Only a very few vampire bats give their whole order a bad name; so that even while jungle-camping in hottest tropical Americas, gentle reader is unlikely to be bothered by one. For the rest, they should not be criticized if they are unwillingly infected, or attacked by thoughtless parasites. Nor should other species complain that they are carriers of disease; for this would hardly be a problem if the bats were left alone.
As I learnt in Lawrence Gardens, across the street from me when I was a little lad in Lahore, bats are much like us. Their chatter is decipherable when anyone is listening, and as computer analyses were always certain to show.
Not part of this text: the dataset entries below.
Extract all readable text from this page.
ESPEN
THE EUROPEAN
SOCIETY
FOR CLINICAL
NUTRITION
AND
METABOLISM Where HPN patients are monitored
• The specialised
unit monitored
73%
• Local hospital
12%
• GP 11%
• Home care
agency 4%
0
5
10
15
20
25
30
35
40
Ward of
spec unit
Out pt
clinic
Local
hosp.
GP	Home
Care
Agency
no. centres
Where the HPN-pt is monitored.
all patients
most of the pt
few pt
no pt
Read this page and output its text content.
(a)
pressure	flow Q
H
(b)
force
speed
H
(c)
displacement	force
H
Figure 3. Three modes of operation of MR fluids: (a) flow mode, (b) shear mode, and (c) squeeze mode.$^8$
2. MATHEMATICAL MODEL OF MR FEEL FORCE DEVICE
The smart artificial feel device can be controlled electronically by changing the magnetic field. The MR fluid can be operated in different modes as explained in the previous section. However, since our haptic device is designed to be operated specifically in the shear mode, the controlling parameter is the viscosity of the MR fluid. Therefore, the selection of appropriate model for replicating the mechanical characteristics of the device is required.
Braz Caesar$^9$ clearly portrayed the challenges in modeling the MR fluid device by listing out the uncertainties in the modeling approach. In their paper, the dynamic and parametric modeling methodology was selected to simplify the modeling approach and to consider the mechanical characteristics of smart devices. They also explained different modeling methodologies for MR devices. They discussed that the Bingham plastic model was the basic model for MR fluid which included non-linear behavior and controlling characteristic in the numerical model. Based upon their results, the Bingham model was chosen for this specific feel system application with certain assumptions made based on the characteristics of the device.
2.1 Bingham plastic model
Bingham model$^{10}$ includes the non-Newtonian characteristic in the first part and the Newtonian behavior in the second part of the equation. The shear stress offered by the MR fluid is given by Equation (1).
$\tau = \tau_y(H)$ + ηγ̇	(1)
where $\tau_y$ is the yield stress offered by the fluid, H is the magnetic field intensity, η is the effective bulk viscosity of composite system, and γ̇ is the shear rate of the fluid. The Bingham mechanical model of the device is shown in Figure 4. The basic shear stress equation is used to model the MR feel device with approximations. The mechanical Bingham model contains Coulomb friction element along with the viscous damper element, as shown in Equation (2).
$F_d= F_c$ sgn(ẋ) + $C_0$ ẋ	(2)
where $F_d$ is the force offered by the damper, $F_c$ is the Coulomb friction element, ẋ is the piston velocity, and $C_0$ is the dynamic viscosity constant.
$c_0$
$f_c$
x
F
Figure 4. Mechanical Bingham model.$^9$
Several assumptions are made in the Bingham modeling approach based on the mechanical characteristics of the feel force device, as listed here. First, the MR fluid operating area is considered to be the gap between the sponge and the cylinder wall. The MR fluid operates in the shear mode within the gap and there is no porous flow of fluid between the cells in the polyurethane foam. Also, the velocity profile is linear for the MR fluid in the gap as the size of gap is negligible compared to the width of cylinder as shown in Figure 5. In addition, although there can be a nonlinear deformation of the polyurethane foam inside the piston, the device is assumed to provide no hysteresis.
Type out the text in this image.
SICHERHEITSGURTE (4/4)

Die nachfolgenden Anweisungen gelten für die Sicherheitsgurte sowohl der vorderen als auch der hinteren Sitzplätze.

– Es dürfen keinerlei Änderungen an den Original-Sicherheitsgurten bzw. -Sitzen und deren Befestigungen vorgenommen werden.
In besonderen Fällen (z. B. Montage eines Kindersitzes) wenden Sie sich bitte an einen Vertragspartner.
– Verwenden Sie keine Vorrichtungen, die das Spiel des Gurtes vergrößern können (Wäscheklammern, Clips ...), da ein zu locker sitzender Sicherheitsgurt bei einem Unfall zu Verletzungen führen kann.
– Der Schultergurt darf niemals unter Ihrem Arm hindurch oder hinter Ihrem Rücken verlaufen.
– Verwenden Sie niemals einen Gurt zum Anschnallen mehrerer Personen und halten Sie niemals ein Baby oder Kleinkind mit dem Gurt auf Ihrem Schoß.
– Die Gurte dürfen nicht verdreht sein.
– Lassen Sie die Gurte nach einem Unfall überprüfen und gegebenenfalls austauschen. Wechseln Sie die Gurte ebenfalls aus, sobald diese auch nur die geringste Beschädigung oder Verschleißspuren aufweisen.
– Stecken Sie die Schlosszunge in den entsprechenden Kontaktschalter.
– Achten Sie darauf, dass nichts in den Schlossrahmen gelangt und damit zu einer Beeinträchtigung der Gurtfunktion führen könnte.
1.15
They have many dialects, and their speech is not mere declarations, as we (no doubt falsely) assume of most animals. Rather their conversation is addressed specifically to their neighbours.
According to researchers in the Tel Aviv university (in the latest study done with algorithms), Egyptian fruit bats are easy to translate. They review food, and argue about portions over dinner; they give each other fruit and insect-finding tips. When roosting they upbraid those who may be jabbing them, or otherwise huddling too close. The females take a “me-too” attitude towards unwanted sexual advances. They use baby talk with their juniors, and different tones with their contemporaries, ranging from subservient to smug. Like most species, they hang together when threatened, but when not they squeak as proud individuals. They know who, among predator species, are particularly mean to them; and I suspect, when to shut up.
Their skin-wings, which some might think could be aesthetically improved by feathers, make them more manoeuvrable than any kind of bird, and the tiniest can be mistaken for moths. You’d need a pretty quick stop-action camera, to appreciate some of their aerial tricks. To turn on a dime is hard enough for quadrupedes (quadrupedi?), but to do it while airborne is spectacular.
Neither this Dakotan correspondent, nor I, have any idea how the current epidemic was launched from the Wuhan coronavirus lab, but we doubt that the bats — from Yunnan caves or wherever — played any voluntary part in it. Given what the Chinese Communists do to Uighers, Falun Gong, and Christians, I hate to think what they do to bats.
My own allusions to bat guano were unfair. It makes an excellent fertilizer, rich in nitrogen, phosphorus, and potassium — to say nothing of the micronutrients. Verily, I regret comparing bats to Democrats, or other loathsome progressive fools. They didn’t deserve it, and I take it all back.